Seldom since I became a public representative, either on my local authority or in the Seanad, have I seen such a daunting report on special educational needs, produced with very little resources by the staff and the principal of the Sacred Heart national school, Huntstown, Dublin 15. If this was a consultant's report it would have found its way to a public relations agency which would lobby us to ensure it reached the Minister's ear. The school in question is located in a rapidly growing area. The report is daunting for the background information it sets out on the school's present direction and the type of children attending it.

The report opens with the following statement:

[The school] has a diverse international pupil population that has grown significantly over the past four years. The first international children were enrolled in the school over six years ago. At present almost a quarter (24.2%) of the children attending the school are international children.

That represents 246 children out of a total pupil intake of 930. Some of these children present with significant non-language based difficulties. The report goes on to state:

The Board of Management and the Staff of the school are very concerned by reported incidents and allegations (by children to teachers) of physical abuse of some children. . . . Many parents are expressing the view that time spent by teachers dealing with persistent poor behaviour of some international children erodes teaching time and discriminates against national and international children who are co-operative and willing to learn. . . . In 2002 the Department of Education and Science allocated 4 Special Needs Assistants to work with 9 named international children.
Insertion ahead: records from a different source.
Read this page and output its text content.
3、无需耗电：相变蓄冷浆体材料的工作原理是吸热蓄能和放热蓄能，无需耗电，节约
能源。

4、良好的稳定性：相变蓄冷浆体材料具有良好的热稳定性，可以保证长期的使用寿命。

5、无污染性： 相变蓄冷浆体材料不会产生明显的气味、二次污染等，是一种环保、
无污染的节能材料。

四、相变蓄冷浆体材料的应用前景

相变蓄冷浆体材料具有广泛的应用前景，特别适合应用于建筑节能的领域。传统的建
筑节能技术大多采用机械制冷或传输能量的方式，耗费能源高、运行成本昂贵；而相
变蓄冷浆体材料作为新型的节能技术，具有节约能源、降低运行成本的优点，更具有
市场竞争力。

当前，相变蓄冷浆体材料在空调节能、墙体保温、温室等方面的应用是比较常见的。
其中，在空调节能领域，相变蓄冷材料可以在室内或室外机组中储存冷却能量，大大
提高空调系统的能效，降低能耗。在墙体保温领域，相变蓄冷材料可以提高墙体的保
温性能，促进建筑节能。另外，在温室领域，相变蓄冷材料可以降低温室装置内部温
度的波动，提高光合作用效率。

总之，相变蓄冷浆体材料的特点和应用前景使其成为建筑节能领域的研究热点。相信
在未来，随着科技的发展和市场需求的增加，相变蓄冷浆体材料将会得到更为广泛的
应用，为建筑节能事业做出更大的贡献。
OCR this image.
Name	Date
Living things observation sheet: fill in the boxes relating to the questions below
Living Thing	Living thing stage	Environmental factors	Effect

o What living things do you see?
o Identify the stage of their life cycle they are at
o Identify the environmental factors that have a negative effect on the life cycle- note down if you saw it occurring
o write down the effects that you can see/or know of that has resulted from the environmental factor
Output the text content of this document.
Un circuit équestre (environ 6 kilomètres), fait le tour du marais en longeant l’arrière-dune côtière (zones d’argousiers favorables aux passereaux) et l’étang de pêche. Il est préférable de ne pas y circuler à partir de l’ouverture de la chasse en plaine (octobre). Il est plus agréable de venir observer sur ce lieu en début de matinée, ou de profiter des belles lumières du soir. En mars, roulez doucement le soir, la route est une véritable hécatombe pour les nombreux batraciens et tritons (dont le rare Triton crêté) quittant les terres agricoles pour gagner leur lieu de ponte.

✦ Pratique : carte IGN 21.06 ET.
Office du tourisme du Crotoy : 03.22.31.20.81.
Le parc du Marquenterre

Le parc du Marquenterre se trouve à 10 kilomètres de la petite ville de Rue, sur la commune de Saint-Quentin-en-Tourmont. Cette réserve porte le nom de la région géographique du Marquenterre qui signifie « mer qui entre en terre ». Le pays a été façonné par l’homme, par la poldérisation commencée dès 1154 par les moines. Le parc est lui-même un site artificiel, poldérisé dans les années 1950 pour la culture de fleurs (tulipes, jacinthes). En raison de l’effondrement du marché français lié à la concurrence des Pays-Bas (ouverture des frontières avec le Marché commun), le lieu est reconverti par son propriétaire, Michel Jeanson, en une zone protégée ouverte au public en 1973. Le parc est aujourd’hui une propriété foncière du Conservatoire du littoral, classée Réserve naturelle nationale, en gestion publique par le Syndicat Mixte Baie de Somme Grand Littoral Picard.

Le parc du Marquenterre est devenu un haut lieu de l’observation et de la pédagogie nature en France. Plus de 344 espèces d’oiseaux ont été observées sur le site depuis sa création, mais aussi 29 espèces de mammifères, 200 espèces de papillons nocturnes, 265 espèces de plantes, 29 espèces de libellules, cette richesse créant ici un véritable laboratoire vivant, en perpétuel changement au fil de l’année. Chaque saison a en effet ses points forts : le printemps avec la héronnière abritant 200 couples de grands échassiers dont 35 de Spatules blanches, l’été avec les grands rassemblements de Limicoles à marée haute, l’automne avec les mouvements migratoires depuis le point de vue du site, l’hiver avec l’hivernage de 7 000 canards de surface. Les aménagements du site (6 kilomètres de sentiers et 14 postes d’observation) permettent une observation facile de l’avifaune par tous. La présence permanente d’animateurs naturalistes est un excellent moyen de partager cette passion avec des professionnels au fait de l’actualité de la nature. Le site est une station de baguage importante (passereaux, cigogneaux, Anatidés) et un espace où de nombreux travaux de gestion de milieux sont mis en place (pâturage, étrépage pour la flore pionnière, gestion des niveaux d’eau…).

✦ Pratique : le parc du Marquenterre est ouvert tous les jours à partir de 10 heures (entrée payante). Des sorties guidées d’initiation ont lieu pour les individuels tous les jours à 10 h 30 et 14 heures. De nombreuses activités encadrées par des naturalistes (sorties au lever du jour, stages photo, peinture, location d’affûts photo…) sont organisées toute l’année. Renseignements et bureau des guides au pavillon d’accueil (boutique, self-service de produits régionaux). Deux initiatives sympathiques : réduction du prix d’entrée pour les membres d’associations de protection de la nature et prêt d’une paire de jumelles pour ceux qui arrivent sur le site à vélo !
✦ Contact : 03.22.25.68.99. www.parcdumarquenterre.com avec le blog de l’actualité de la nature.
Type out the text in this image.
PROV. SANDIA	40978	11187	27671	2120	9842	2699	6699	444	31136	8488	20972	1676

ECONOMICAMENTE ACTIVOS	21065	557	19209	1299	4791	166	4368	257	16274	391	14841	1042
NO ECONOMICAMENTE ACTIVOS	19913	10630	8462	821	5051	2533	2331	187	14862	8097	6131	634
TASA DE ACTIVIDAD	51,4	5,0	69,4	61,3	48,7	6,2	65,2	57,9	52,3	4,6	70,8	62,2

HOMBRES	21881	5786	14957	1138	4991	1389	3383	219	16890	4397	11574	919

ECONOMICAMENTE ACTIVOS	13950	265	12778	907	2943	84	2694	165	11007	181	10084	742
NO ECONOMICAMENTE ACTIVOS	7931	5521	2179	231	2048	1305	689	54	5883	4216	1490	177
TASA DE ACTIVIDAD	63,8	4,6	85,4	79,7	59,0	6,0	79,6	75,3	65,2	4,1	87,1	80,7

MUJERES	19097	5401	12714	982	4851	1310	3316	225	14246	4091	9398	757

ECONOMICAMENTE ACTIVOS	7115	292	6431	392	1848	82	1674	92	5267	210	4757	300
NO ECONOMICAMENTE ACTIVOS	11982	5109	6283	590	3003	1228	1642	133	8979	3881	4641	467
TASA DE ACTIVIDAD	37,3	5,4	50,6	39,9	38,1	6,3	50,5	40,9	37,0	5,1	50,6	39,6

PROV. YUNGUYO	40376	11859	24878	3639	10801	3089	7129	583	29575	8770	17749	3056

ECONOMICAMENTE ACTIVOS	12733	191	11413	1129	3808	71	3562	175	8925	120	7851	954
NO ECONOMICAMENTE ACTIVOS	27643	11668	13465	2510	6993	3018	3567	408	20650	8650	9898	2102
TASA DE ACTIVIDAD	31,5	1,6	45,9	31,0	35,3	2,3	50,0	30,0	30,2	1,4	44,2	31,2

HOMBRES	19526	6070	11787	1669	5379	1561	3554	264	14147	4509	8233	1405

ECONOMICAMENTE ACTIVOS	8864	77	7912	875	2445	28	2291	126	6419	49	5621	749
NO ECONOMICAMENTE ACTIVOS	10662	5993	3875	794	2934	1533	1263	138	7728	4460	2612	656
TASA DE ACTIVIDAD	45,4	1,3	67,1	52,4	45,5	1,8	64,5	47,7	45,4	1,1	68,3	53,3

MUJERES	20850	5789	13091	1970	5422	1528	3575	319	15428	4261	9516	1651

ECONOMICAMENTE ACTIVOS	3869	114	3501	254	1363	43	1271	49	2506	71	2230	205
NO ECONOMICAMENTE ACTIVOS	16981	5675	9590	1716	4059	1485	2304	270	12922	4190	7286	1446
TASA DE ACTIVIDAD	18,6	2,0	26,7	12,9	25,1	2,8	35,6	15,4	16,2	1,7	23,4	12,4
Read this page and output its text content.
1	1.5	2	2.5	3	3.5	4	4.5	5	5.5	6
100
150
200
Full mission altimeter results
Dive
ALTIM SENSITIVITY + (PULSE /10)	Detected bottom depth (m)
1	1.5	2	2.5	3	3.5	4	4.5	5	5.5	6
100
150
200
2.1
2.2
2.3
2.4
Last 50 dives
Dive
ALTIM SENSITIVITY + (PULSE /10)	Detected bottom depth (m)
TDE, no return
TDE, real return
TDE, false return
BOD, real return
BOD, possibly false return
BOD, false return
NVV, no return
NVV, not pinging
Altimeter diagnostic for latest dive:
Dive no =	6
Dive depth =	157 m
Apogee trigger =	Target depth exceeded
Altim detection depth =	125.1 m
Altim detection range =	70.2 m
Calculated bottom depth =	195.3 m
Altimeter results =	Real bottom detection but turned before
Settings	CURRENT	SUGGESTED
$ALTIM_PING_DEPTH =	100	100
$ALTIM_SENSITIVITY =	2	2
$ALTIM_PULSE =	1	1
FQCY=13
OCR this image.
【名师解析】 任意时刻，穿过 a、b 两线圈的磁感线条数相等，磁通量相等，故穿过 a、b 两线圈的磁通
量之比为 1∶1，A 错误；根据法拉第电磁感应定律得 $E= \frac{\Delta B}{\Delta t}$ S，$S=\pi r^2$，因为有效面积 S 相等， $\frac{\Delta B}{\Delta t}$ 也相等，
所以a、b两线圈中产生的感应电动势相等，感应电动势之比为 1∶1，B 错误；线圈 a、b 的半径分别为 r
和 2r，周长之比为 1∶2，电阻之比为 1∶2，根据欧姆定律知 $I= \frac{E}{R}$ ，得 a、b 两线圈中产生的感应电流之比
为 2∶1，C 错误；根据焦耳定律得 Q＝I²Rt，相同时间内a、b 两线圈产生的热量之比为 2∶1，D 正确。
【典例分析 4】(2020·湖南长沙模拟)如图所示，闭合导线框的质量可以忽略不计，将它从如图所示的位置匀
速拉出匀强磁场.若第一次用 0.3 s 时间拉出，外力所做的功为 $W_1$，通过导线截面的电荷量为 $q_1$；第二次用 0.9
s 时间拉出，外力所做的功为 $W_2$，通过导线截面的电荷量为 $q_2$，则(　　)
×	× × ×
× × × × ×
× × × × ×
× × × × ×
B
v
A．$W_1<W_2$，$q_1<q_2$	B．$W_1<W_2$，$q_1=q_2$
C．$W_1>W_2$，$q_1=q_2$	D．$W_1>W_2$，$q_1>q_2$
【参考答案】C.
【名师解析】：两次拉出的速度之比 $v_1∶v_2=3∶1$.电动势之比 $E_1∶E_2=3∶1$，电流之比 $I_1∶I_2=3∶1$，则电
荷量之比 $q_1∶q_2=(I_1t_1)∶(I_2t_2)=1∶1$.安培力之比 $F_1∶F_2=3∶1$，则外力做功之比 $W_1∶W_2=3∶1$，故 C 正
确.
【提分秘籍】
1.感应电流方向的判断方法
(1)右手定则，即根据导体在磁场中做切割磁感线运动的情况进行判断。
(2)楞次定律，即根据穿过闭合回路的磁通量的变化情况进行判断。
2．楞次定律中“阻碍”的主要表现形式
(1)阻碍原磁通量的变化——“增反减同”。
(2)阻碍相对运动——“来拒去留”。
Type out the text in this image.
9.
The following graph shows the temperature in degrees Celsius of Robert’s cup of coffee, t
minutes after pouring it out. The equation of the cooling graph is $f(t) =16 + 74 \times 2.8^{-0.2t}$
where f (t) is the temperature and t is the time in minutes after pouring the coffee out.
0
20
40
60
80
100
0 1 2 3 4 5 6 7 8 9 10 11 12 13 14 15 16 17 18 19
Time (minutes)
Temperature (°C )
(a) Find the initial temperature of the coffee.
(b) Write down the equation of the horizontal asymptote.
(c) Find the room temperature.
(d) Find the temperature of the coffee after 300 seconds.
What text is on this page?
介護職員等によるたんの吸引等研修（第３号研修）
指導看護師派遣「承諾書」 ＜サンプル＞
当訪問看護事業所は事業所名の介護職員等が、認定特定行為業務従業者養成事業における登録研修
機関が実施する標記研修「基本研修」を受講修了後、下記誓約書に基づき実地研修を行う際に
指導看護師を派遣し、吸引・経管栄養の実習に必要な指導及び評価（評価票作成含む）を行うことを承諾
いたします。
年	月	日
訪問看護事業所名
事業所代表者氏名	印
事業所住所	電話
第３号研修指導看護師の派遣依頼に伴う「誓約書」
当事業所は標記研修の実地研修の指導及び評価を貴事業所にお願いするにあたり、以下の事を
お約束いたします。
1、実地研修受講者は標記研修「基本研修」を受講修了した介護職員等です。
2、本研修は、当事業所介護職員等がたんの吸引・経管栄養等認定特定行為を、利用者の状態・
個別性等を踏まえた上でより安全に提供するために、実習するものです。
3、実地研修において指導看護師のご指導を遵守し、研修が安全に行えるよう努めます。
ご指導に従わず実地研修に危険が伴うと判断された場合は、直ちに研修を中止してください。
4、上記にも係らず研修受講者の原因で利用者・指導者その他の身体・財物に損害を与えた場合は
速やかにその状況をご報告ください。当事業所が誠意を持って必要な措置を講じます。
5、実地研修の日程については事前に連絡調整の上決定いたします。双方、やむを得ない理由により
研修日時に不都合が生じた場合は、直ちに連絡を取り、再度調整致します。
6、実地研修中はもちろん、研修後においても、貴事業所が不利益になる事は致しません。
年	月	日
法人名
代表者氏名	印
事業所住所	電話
These posts were revoked in June 2003 and 2004, at a time when the number of international children within the school continued to increase. . . . No sooner has a teacher begun to come to terms with one international child than another child arrives, sometimes with what appears to be even greater needs.

The report gives a class profile for the whole school, for example, there are 120 junior infants, 46 of whom are international children. One has no English; five have little English; three have not yet started to communicate with their teacher or peers; ten children have expressive language skills but poor comprehension skills; while 20 are described as having challenging behaviour. In first class one child has no English while two have very little and one of those had never attended school prior to last September. In second class three children have little English; in fourth class 12 children have little or no English; in sixth class one child from Kosovo has no English and two others have little English.

The report concludes:

Currently there does not appear to be any provision by the Department of Education and Science to assist the school in supporting the inclusion of these children in their mainstream classes. . . . The resources allocated to the school by the Department of Education and Science are inadequate to deal with these children's complex needs. . . . The frustration felt by the teachers and parents by what they see as a lack of understanding on the part of the Department of Education and Science of what is happening on the ground is likely to increase if adequate resources are not provided.

The school is asking simply that the Department allocate two additional resource teachers to the school and restore the special needs assistants revoked in 2003 and 2004. This school is storing up major social and educational problems. If we do not address this now the problems will persist into secondary school. People will drop out and we will pay a high price for that in other ways.

The Government must deal with this issue. We have passed a constitutional amendment on immigration and must deal pragmatically with the numbers of people immigrating here and how they access our State services. I suggest that some kind of intensive language course must be given to these children before they attend a mainstream school. This is not fair to the children who are in the school and have attended pre-school, nor to the child who then has to compete with those children in that classroom or the teacher who has to deal with that problem behind the closed door. I beseech the Minister to examine this situation. This is not the only school in the country that has experienced this problem. This report that merits consideration by the Department. I know that every school is looking for special needs assistance. This problem will grow and grow and it must be dealt with.